最後に付け加えたいのが、「いつも全部わかることを目標にしない」ということです。日本の小学校の授業では、よく先生が最後に「今日の授業はわかりましたか」という質問をなさいます。そして「9割の子どもがわかった」「9割がやさしいと言った」というような報告がなされます。でも私は、外国語学習は、いつもみんながわかることだけを導入し、100%わかったかどうかを確認するというアプローチをとらなくてもいいと思うのです。

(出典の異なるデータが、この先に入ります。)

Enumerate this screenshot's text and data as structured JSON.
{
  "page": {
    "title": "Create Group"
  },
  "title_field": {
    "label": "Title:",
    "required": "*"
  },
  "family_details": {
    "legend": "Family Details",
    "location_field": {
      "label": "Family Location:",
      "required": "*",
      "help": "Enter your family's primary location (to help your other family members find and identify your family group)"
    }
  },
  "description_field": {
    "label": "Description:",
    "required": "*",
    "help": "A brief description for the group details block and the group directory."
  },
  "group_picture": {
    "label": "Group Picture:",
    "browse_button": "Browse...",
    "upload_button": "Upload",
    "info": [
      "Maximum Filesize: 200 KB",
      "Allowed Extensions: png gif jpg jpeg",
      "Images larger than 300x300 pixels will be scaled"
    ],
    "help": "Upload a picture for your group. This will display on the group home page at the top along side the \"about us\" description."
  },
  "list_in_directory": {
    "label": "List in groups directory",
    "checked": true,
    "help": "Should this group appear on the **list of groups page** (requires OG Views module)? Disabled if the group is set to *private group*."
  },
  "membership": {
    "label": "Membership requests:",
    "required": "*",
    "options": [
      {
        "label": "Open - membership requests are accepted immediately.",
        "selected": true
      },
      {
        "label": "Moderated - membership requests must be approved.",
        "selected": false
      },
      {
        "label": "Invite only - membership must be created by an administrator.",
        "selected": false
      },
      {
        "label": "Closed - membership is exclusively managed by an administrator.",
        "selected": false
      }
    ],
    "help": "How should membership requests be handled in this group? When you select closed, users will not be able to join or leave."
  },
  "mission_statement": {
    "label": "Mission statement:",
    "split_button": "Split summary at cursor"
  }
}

算数のような積み上げ学習型の教科では、九九がわからなければ、割り算はできませんから、ひとつひとつ着実に理解し、積み上げていかなくてはいけません。しかし、言語活動は、母語であっても、子どもたちは常に100%理解して行っているわけではありません。ましてや外国語ですから、外国語でコミュニケーションを行うとき、常に100%わかるということはあり得ない。わからないところがあるほうが、むしろ普通なわけです。ですから、「わからないけれども、この人はこういうことを言っているんだろうな」と推測する能力を身につけさせる、あるいは「もう一度言ってくれますか」と尋ねるなど、さまざまなストラテジーを身につける、わからなくても物おじしないタフな態度を身につけるといったことを念頭においた指導を行うことが、大切なのではないかと思います。

バトラー後藤裕子先生からのコメント

国によって、社会、文化、教育制度上の違いがありますから、他の国の事例をそのまま日本にあてはめることはできません。しかし、他国の政策や教育実践には、これからの日本の小学校英語を考えていく上で、示唆に富んだ情報がたくさん詰まっています。こうした情報を今後いかに有効に利用していくかが、大切なことだと思います。そして、これからは、日本からも海外に有益な情報を発信していけるようになることが望ましいと思います。